The first step is to download and install CutyCapt. On a Debian-based system (such as Ubuntu) just type the following commands:

sudo apt-get install subversion libqt4-webkit libqt4-dev g++
svn co https://cutycapt.svn.sourceforge.net/svnroot/cutycapt
cd cutycapt/CutyCapt
qmake
make
./CutyCapt --url=http://lapin-blanc.net --out=example.png

Try to open the example.png (i.e: eog example.png), if the install is OK you must see a screenshot of this blog.

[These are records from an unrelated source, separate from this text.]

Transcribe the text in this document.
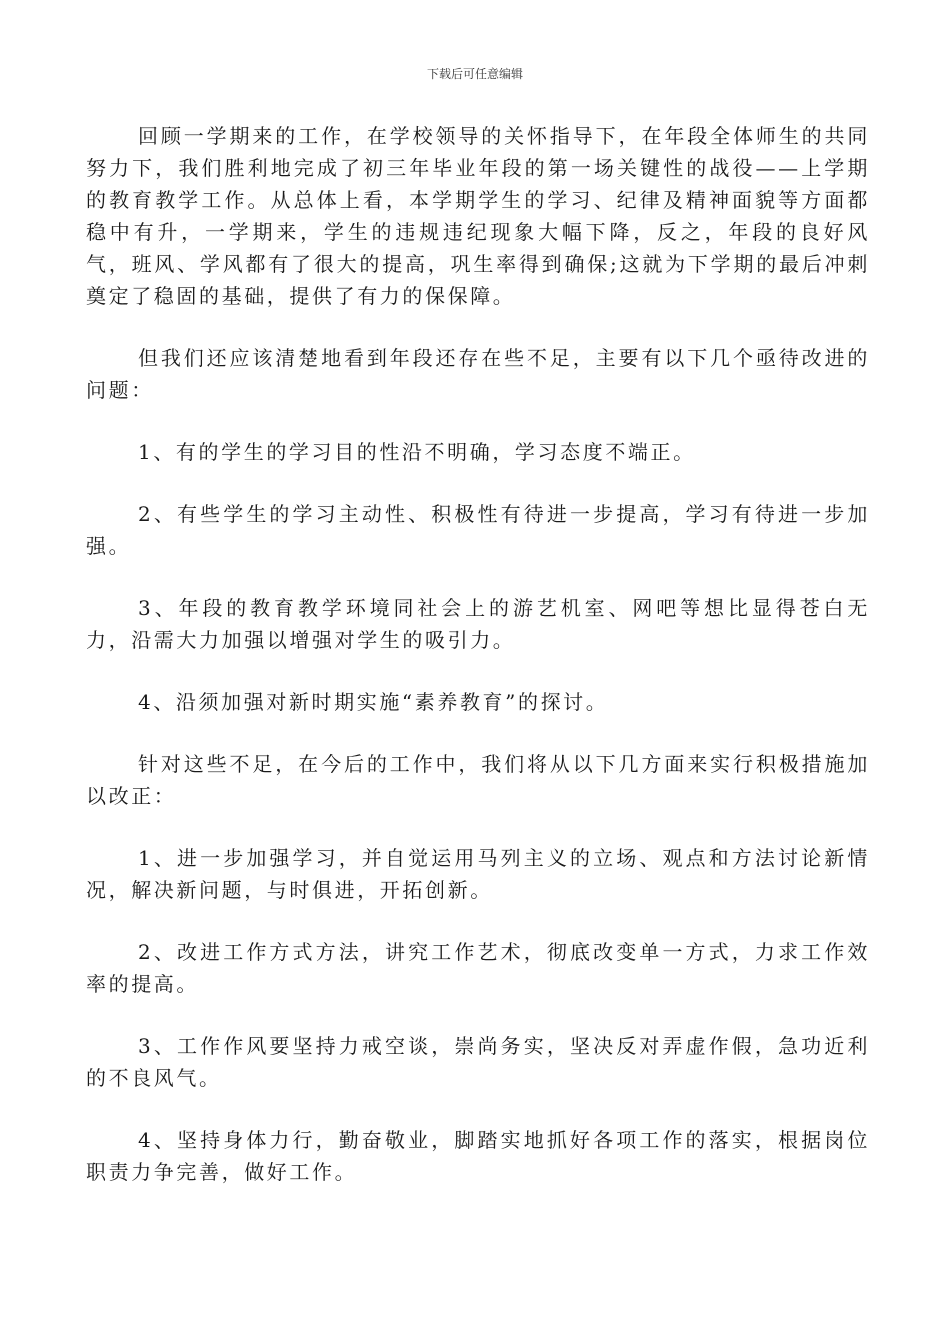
下载后可任意编辑

回顾一学期来的工作，在学校领导的关怀指导下，在年段全体师生的共同努力下，我们胜利地完成了初三年毕业年段的第一场关键性的战役——上学期的教育教学工作。从总体上看，本学期学生的学习、纪律及精神面貌等方面都稳中有升，一学期来，学生的违规违纪现象大幅下降，反之，年段的良好风气，班风、学风都有了很大的提高，巩生率得到确保;这就为下学期的最后冲刺奠定了稳固的基础，提供了有力的保保障。

但我们还应该清楚地看到年段还存在些不足，主要有以下几个亟待改进的问题：

1、有的学生的学习目的性沿不明确，学习态度不端正。

2、有些学生的学习主动性、积极性有待进一步提高，学习有待进一步加强。

3、年段的教育教学环境同社会上的游艺机室、网吧等想比显得苍白无力，沿需大力加强以增强对学生的吸引力。

4、沿须加强对新时期实施“素养教育”的探讨。

针对这些不足，在今后的工作中，我们将从以下几方面来实行积极措施加以改正：

1、进一步加强学习，并自觉运用马列主义的立场、观点和方法讨论新情况，解决新问题，与时俱进，开拓创新。

2、改进工作方式方法，讲究工作艺术，彻底改变单一方式，力求工作效率的提高。

3、工作作风要坚持力戒空谈，崇尚务实，坚决反对弄虚作假，急功近利的不良风气。

4、坚持身体力行，勤奋敬业，脚踏实地抓好各项工作的落实，根据岗位职责力争完善，做好工作。
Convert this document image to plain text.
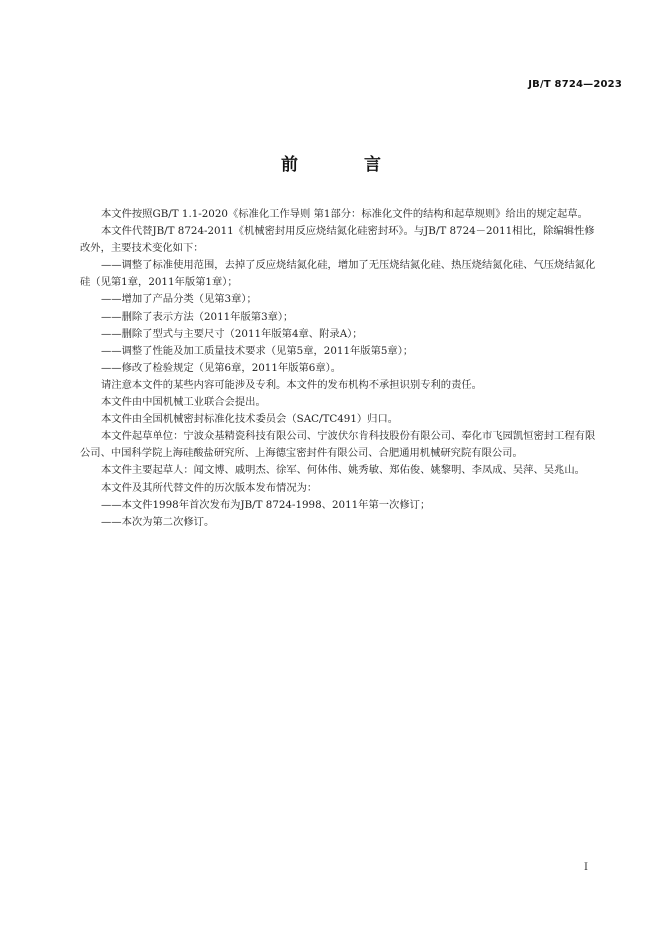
JB/T 8724—2023
前 言

本文件按照GB/T 1.1-2020《标准化工作导则 第1部分：标准化文件的结构和起草规则》给出的规定起草。

本文件代替JB/T 8724-2011《机械密封用反应烧结氮化硅密封环》。与JB/T 8724－2011相比，除编辑性修改外，主要技术变化如下：

——调整了标准使用范围，去掉了反应烧结氮化硅，增加了无压烧结氮化硅、热压烧结氮化硅、气压烧结氮化硅（见第1章，2011年版第1章）；

——增加了产品分类（见第3章）；

——删除了表示方法（2011年版第3章）；

——删除了型式与主要尺寸（2011年版第4章、附录A）；

——调整了性能及加工质量技术要求（见第5章，2011年版第5章）；

——修改了检验规定（见第6章，2011年版第6章）。

请注意本文件的某些内容可能涉及专利。本文件的发布机构不承担识别专利的责任。

本文件由中国机械工业联合会提出。

本文件由全国机械密封标准化技术委员会（SAC/TC491）归口。

本文件起草单位：宁波众基精瓷科技有限公司、宁波伏尔肯科技股份有限公司、奉化市飞园凯恒密封工程有限公司、中国科学院上海硅酸盐研究所、上海德宝密封件有限公司、合肥通用机械研究院有限公司。

本文件主要起草人：闻文博、戚明杰、徐军、何体伟、姚秀敏、郑佑俊、姚黎明、李凤成、吴萍、吴兆山。

本文件及其所代替文件的历次版本发布情况为：

——本文件1998年首次发布为JB/T 8724-1998、2011年第一次修订；

——本次为第二次修订。

I
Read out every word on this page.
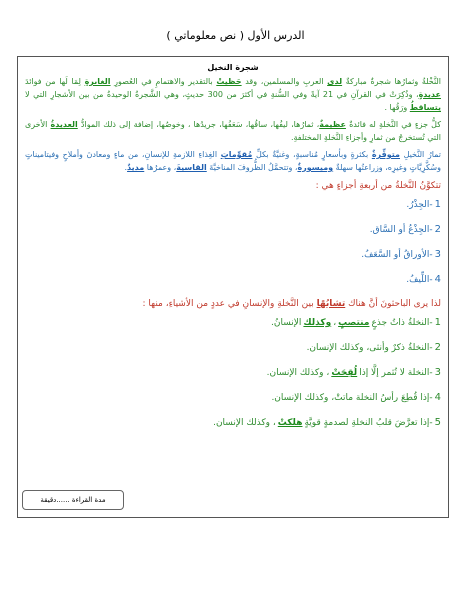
الدرس الأول ( نص معلوماتي )
شجرة النخيل

النَّخْلةُ وثمارُها شجرةٌ مباركةٌ لدى العربِ والمسلمين، وقد حَظيتْ بالتقدير والاهتمامِ في العُصورِ الغابرةِ لِمَا لَها من فوائدَ عديدةٍ، وذُكِرَتْ في القرآنِ في 21 آيةً وفي السُّنةِ في أكثرَ من 300 حديثٍ، وهي الشَّجرةُ الوحيدةُ من بين الأشجارِ التي لا يتساقطُ ورَقُها .

كلُّ جزءٍ في النَّخلةِ له فائدةٌ عظيمةٌ، ثمارُها، ليفُها، ساقُها، سَعَفُها، جريدُها ، وخوصُها، إضافة إلى ذلك الموادُّ العديدةُ الأخرى التي تُستخرجُ من ثمارِ وأجزاءِ النَّخلةِ المختلفةِ.

تمارُ النَّخيلِ متوفِّرةٌ بكثرةٍ وبأسعارٍ مُناسبةٍ، وغنيَّةٌ بكلِّ مُقوِّماتِ الغِذاءِ اللازمةِ للإنسانِ، من ماءٍ ومعادنَ وأملاحٍ وفيتاميناتٍ وسُكَّرِيَّاتٍ وغيرِه، وزراعتُها سهلةٌ وميسورةٌ، وتتحمَّلُ الظُّروفَ المناخيَّةَ القاسيةَ، وعمرُها مديدٌ.

تتكوَّنُ النَّخلةُ من أربعةِ أجزاءٍ هي :
1
-الجِذْرُ.
2
-الجِذْعُ أو السَّاق.
3
-الأوراقُ أو السَّعَفُ.
4
-اللِّيفُ.
لذا يرى الباحثونَ أنَّ هناك تشابُهًا بين النَّخلةِ والإنسانِ في عددٍ من الأشياءِ، منها :
1
-النخلةُ ذاتُ جذعٍ
منتصبٍ
،
وكذلك
الإنسانُ.
2
-النخلةُ ذكرٌ وأنثى، وكذلك الإنسان.
3
-النخلة لا تُثمر إلَّا إذا
لُقِحَتْ
، وكذلك الإنسان.
4
-إذا قُطِعَ رأسُ النخلة ماتتْ، وكذلك الإنسان.
5
-إذا تعرَّضَ قلبُ النخلةِ لصدمةٍ قويَّةٍ
هلكتْ
، وكذلك الإنسان.
مدة القراءة ......دقيقة
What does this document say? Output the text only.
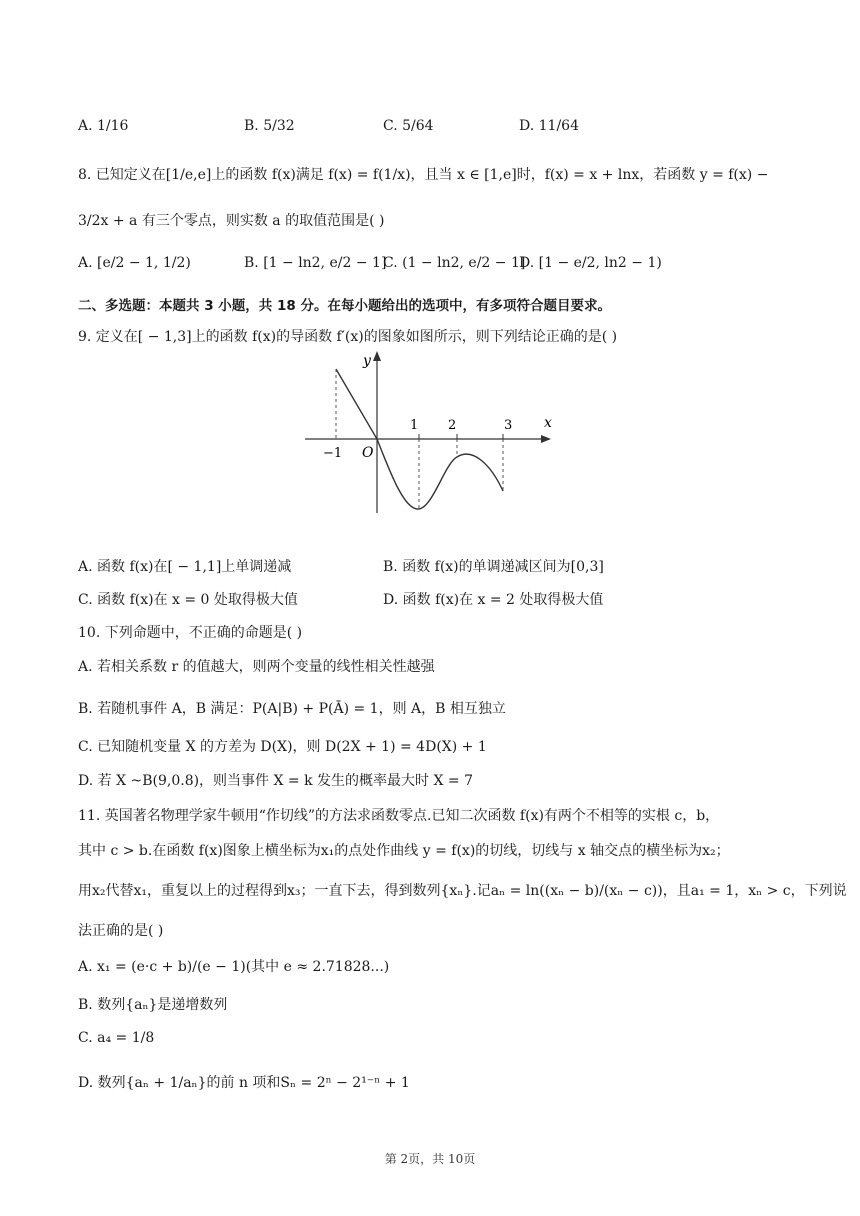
A. 1/16	B. 5/32	C. 5/64	D. 11/64
8. 已知定义在[1/e,e]上的函数 f(x)满足 f(x) = f(1/x)，且当 x ∈ [1,e]时，f(x) = x + lnx，若函数 y = f(x) −
3/2x + a 有三个零点，则实数 a 的取值范围是( )
A. [e/2 − 1, 1/2)	B. [1 − ln2, e/2 − 1]
C. (1 − ln2, e/2 − 1]
D. [1 − e/2, ln2 − 1)
二、多选题：本题共 3 小题，共 18 分。在每小题给出的选项中，有多项符合题目要求。
9. 定义在[ − 1,3]上的函数 f(x)的导函数 f′(x)的图象如图所示，则下列结论正确的是( )
y
x
O
−1
1 2	3
A. 函数 f(x)在[ − 1,1]上单调递减	B. 函数 f(x)的单调递减区间为[0,3]
C. 函数 f(x)在 x = 0 处取得极大值	D. 函数 f(x)在 x = 2 处取得极大值
10. 下列命题中，不正确的命题是( )
A. 若相关系数 r 的值越大，则两个变量的线性相关性越强
B. 若随机事件 A，B 满足：P(A|B) + P(Ā) = 1，则 A，B 相互独立
C. 已知随机变量 X 的方差为 D(X)，则 D(2X + 1) = 4D(X) + 1
D. 若 X ~B(9,0.8)，则当事件 X = k 发生的概率最大时 X = 7
11. 英国著名物理学家牛顿用“作切线”的方法求函数零点.已知二次函数 f(x)有两个不相等的实根 c，b，
其中 c > b.在函数 f(x)图象上横坐标为x₁的点处作曲线 y = f(x)的切线，切线与 x 轴交点的横坐标为x₂；
用x₂代替x₁，重复以上的过程得到x₃；一直下去，得到数列{xₙ}.记aₙ = ln((xₙ − b)/(xₙ − c))，且a₁ = 1，xₙ > c，下列说
法正确的是( )
A. x₁ = (e·c + b)/(e − 1)(其中 e ≈ 2.71828...)
B. 数列{aₙ}是递增数列
C. a₄ = 1/8
D. 数列{aₙ + 1/aₙ}的前 n 项和Sₙ = 2ⁿ − 2¹⁻ⁿ + 1
第 2页，共 10页
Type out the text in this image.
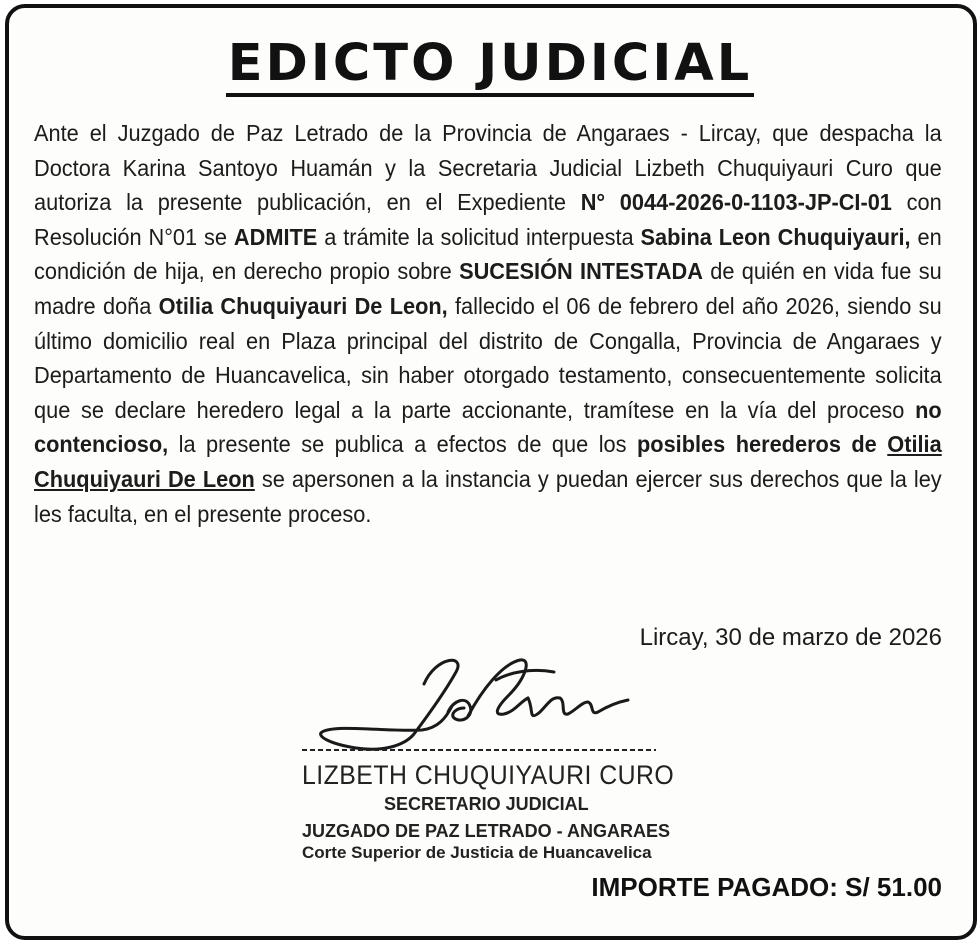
EDICTO JUDICIAL
Ante el Juzgado de Paz Letrado de la Provincia de Angaraes - Lircay, que despacha la Doctora Karina Santoyo Huamán y la Secretaria Judicial Lizbeth Chuquiyauri Curo que autoriza la presente publicación, en el Expediente N° 0044-2026-0-1103-JP-CI-01 con Resolución N°01 se ADMITE a trámite la solicitud interpuesta Sabina Leon Chuquiyauri, en condición de hija, en derecho propio sobre SUCESIÓN INTESTADA de quién en vida fue su madre doña Otilia Chuquiyauri De Leon, fallecido el 06 de febrero del año 2026, siendo su último domicilio real en Plaza principal del distrito de Congalla, Provincia de Angaraes y Departamento de Huancavelica, sin haber otorgado testamento, consecuentemente solicita que se declare heredero legal a la parte accionante, tramítese en la vía del proceso no contencioso, la presente se publica a efectos de que los posibles herederos de Otilia Chuquiyauri De Leon se apersonen a la instancia y puedan ejercer sus derechos que la ley les faculta, en el presente proceso.
Lircay, 30 de marzo de 2026
LIZBETH CHUQUIYAURI CURO
SECRETARIO JUDICIAL
JUZGADO DE PAZ LETRADO - ANGARAES
Corte Superior de Justicia de Huancavelica
IMPORTE PAGADO: S/ 51.00
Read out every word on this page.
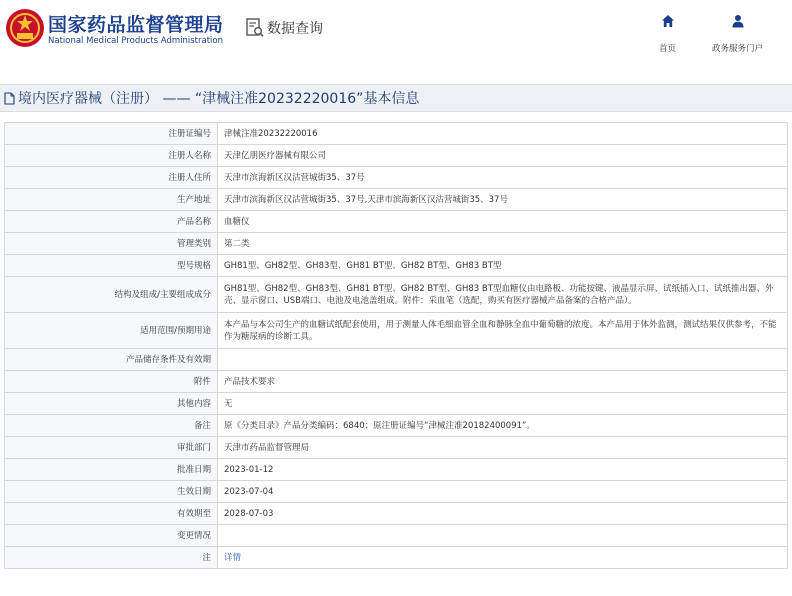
国家药品监督管理局
National Medical Products Administration
数据查询
首页	政务服务门户
境内医疗器械（注册） —— “津械注准20232220016”基本信息
注册证编号	津械注准20232220016
注册人名称	天津亿朋医疗器械有限公司
注册人住所	天津市滨海新区汉沽营城街35、37号
生产地址	天津市滨海新区汉沽营城街35、37号,天津市滨海新区汉沽营城街35、37号
产品名称	血糖仪
管理类别	第二类
型号规格	GH81型、GH82型、GH83型、GH81 BT型、GH82 BT型、GH83 BT型
结构及组成/主要组成成分	GH81型、GH82型、GH83型、GH81 BT型、GH82 BT型、GH83 BT型血糖仪由电路板、功能按键、液晶显示屏、试纸插入口、试纸推出器、外壳、显示窗口、USB端口、电池及电池盖组成。附件：采血笔（选配，购买有医疗器械产品备案的合格产品）。
适用范围/预期用途	本产品与本公司生产的血糖试纸配套使用，用于测量人体毛细血管全血和静脉全血中葡萄糖的浓度。本产品用于体外监测，测试结果仅供参考，不能作为糖尿病的诊断工具。
产品储存条件及有效期	
附件	产品技术要求
其他内容	无
备注	原《分类目录》产品分类编码：6840；原注册证编号“津械注准20182400091”。
审批部门	天津市药品监督管理局
批准日期	2023-01-12
生效日期	2023-07-04
有效期至	2028-07-03
变更情况	
注	详情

I assume your Django installation is working fine. Start a new project if needed (django-admin.py startproject mysite) and create an application called webthumb

with python manage.py startapp in your project.

Django Reinhardt

Edit your urls.py file to add a new pattern to the tuple urlpatterns. It will match screenshots requests and call the thumb view:

(r'^thumb/(?P.*)', 'mysite.webthumb.views.thumb'),

Now create a view called thumb in webthumb/view.py with this code:

import os
import subprocess
import md5
from django.http import HttpResponse

CUTYCAPT = '/home/keyes/cutycapt/CutyCapt/CutyCapt'
THUMBS_DIR  = '/home/keyes/Documents/Projets/kakofony/thumbs/'

def thumb(request, url):
    hash = md5.new(url).hexdigest()
    path = THUMBS_DIR + hash + '.png'
    print path

    if not os.path.isfile(path):
        try:
            subprocess.check_call([CUTYCAPT,\
                '--url=' + url,\
                '--min-width=200',\
                '--out=' + path])
        except subprocess.CalledProcessError:
            return django.http.HttpResponseServerError

    img = open(path, 'rb').read()
    return django.http.HttpResponse(img, mimetype='image/png')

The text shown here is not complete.